Лариса Миронова - Детский дом и его обитатели
– Ой, что вы! – говорю я счастливо (стол-то наш! И мы это сделали!). – Я уже пять лет почти отработала в университете, а сюда сама пришла, по собственной инициативе. Понимаете…
– Ясно. По лимиту что ли?
– Да нет же, у меня московская прописка. Просто так получилось… Сама захотела здесь работать, понимаете?
– Просто? Сама захотела? – Он, горько усмехнувшись, покрутил пальцем у виска, а может, волосы поправил… Потом достал пачку «Явы», закурил. – Бред какой-то.
– Что вы! В детском учреждении нельзя курить! – возмутилась я, поглядывая по сторонам – нет ли где поблизости моих деток.
– Эх-хехе…
И я прикусила язык, стушевавшись под его насмешливо-сочувственным взглядом.
– Я вот тоже здесь не от хорошей жизни, – доверительно сказал он, минуту помолчав. – Пью. Примитивный алкаш, ясно? И не надо на меня такими глазами смотреть. Отсюда всё равно не выпрут. Потому как – дураков нет. Разве умный сюда пойдет?
Сигарету он докуривал молча, сосредоточенно сбрасывая аккуратные столбики пепла прямо на пол. Делать ему замечания я больше не решалась – раз так заведено…
Докурив, он снова глухо молчал, думая о чём-то своём. Я же внимательно его разглядывала. Что-то больно умен для «примитивного алкаша»…
Однако какой-то малости ему всё же будто не хватало. Элементарной культурной огранки что ли?
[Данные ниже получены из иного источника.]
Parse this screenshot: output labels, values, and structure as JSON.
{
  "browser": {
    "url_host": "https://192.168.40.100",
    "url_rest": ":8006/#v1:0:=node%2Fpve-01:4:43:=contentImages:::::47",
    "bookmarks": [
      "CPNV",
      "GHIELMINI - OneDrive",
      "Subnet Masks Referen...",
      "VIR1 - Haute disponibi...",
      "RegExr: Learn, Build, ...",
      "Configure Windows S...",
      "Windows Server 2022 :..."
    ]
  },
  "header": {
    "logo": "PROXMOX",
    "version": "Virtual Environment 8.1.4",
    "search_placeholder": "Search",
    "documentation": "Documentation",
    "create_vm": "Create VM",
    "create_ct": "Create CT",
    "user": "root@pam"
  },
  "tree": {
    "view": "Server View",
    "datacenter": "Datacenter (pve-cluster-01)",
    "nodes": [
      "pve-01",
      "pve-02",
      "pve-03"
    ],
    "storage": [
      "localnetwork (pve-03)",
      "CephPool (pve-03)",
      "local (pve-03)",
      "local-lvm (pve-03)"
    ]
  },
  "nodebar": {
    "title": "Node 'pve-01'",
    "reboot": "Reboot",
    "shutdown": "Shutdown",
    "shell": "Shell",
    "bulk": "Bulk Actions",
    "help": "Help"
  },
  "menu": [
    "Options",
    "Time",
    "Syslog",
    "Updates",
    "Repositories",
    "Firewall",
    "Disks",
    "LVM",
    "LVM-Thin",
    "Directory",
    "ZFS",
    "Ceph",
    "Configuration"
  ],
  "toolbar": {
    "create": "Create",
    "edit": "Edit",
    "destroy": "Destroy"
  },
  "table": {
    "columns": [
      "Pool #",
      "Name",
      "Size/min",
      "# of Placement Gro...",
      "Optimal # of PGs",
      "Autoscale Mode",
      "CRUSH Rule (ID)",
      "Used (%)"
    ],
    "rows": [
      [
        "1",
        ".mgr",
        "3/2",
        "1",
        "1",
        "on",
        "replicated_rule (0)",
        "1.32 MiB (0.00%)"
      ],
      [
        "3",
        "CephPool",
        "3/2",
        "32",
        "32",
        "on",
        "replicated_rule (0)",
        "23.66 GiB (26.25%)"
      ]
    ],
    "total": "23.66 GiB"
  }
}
О перипетиях его многотрудной жизни я узнала много позже, лишь следующей осенью. А тогда он мне показался несколько необычным, как будто смятым изнутри, однако неисправимым добряком. Сталкиваясь с ним в различных ситуациях, я с удивлением обнаруживала, что он едва ли не самый порядочный и благородный человек в этом пристанище «униженных» и «оскорбленных». Он был один из тех немногих, а, пожалуй, и единственный, кто имел смелость прямо, без обиняков говорить Людмиле Семеновне всё, что он думает по поводу её «педметодов». Она, конечно, не сильно радовалась этим откровениям, но виду не подавала. И мне даже казалось, что директриса его побаивается.
Кстати, у него был диплом физтеха. Я это тоже потом узнала.
– Так вы с вещами поосторожней, – научал меня он. – Ревизия придёт, не отчитаетесь… Всё-таки, насадочку на дверь сделаю. Да и косяк надо бы посерьёзнее укрепить. Бытовкой займусь отдельно, это надолго, вот с двойными рамами закончу… Надо бы успеть до холодов.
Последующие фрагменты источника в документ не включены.